Storytelling Broadcasts: 1944-1960s
How did CKLW tell stories on air?
Beginning in the mid-1940s, CKLW broadcasted a series of local history narrating programs, similiarly to nowadays' storytelling podcasts. The topics were strongly tied to regional history and local heritage. During the production stage of the program, the studio director would record the conversations and dialogues between the announcer and the guest, who would be the main speaker carrying out the topics. The recordings would be aired once a week, usually in the evenings on Saturdays.
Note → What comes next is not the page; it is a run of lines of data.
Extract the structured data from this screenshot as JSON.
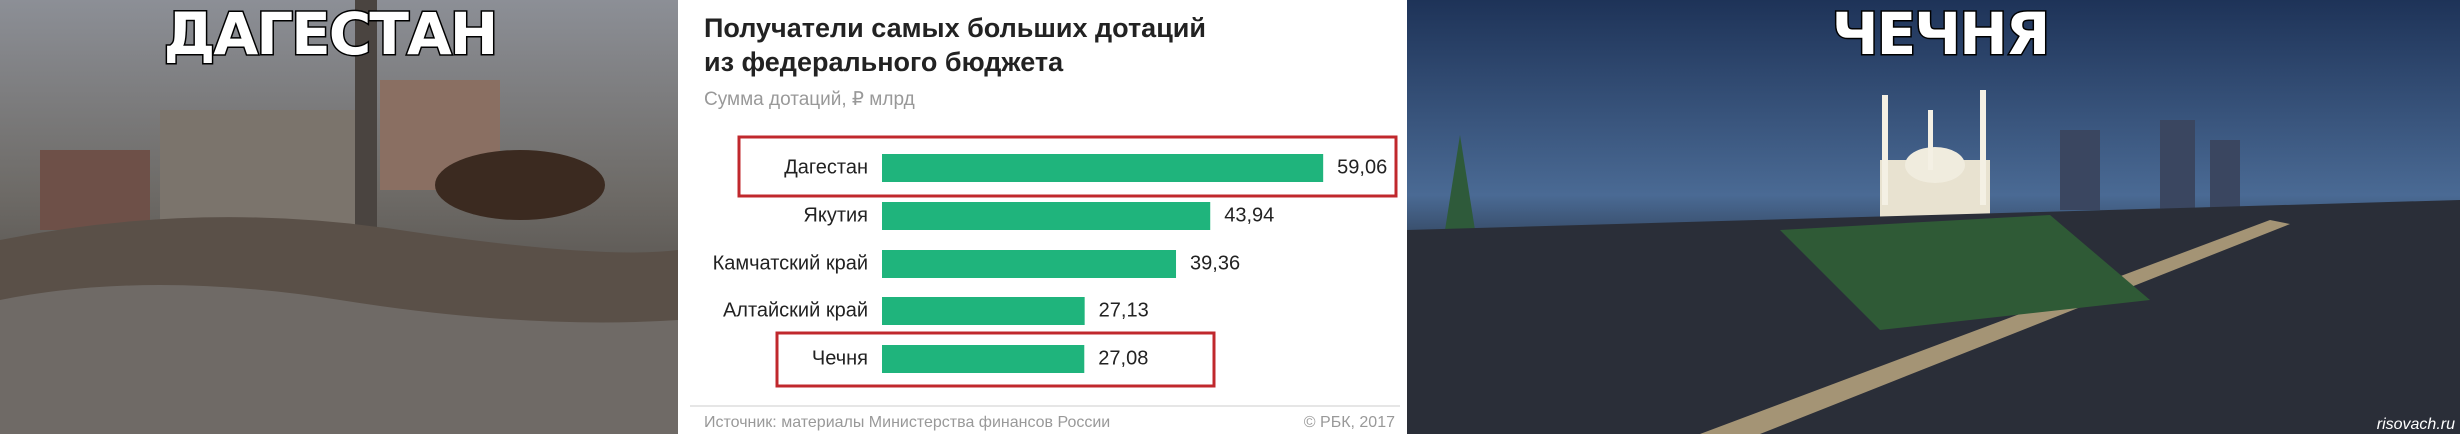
{
  "left_image": {
    "caption": "ДАГЕСТАН"
  },
  "right_image": {
    "caption": "ЧЕЧНЯ",
    "watermark": "risovach.ru"
  },
  "chart_data": {
    "type": "bar",
    "orientation": "horizontal",
    "title": "Получатели самых больших дотаций из федерального бюджета",
    "subtitle": "Сумма дотаций, ₽ млрд",
    "categories": [
      "Дагестан",
      "Якутия",
      "Камчатский край",
      "Алтайский край",
      "Чечня"
    ],
    "values": [
      59.06,
      43.94,
      39.36,
      27.13,
      27.08
    ],
    "value_labels": [
      "59,06",
      "43,94",
      "39,36",
      "27,13",
      "27,08"
    ],
    "color": "#1fb47c",
    "source": "Источник: материалы Министерства финансов России",
    "credit": "© РБК, 2017"
  }
}
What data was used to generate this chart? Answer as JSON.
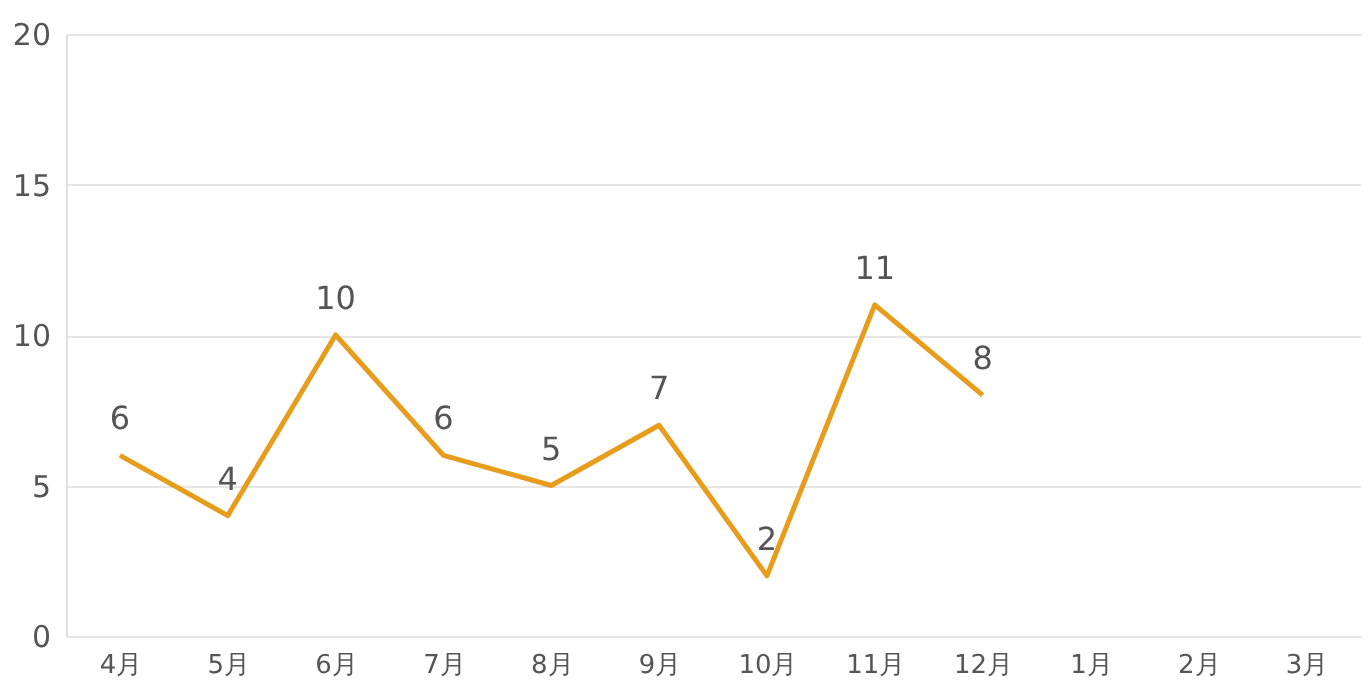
{
  "chart_data": {
    "type": "line",
    "categories": [
      "4月",
      "5月",
      "6月",
      "7月",
      "8月",
      "9月",
      "10月",
      "11月",
      "12月",
      "1月",
      "2月",
      "3月"
    ],
    "series": [
      {
        "color": "#e89c1c",
        "values": [
          6,
          4,
          10,
          6,
          5,
          7,
          2,
          11,
          8,
          null,
          null,
          null
        ]
      }
    ],
    "ylim": [
      0,
      20
    ],
    "yticks": [
      0,
      5,
      10,
      15,
      20
    ],
    "grid": "y",
    "data_labels": true,
    "marker": "none",
    "line_style": "solid"
  }
}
These recordings were sponsored and transcribed by Essex County Tourist Association, the predecessor of "Tourism Windsor Essex Pelee Island". The organization used this broadcasting program to promote local tourism and natural resources within Windsor and Essex County. It's a part of their marketing strategy to attract local and outside tourists to admire and enjoy their vacation in the region. Below are a few samples of the radio transcripts between 1953 and 1963.
What was the format of these broadcasts?
The transcripts usually began with an introduction of the guest and the topic. Then, the guest speaker would read the script written prior to the recording session. An advertisement by the Essex County Tourist Association, the program's chief sponsorship, would interrupt the guest in the middle of the show. Oftentimes, the ads. provided information about local summer events or festivals on the weekend during the airtime. After that, the speaker would finish the speech and the annoucer would conlude the show. The closing comments usuaully included the information about the guest, the topic, and the schedule for the next broadcast. The following pages categorized all the transcripts to three major themes: "Public Works Developments", "Regional History", and "Memories and Recollections".
Who were the guest speakers?
The guests included of a variety of figures relevant to the topics they talked about. For example, the local historian, Mr. N.F. Morrison, who made frequent appearance for the show, spoke about the introduction of trolley cars in Essex County as well as early urban developments of Windsor. On the other hand, the superintendent of the National Historic Site of Fort Maiden, David P. Botsford, vividly portrayed regional involvements in the War of 1812. However, these speakers not only provided a general overview of the topics, but they also included people's perception and thoughts of the events during that time. The guest speakers would also mention how all their topics were tied to local memories and how historical events formed part of the region's identity.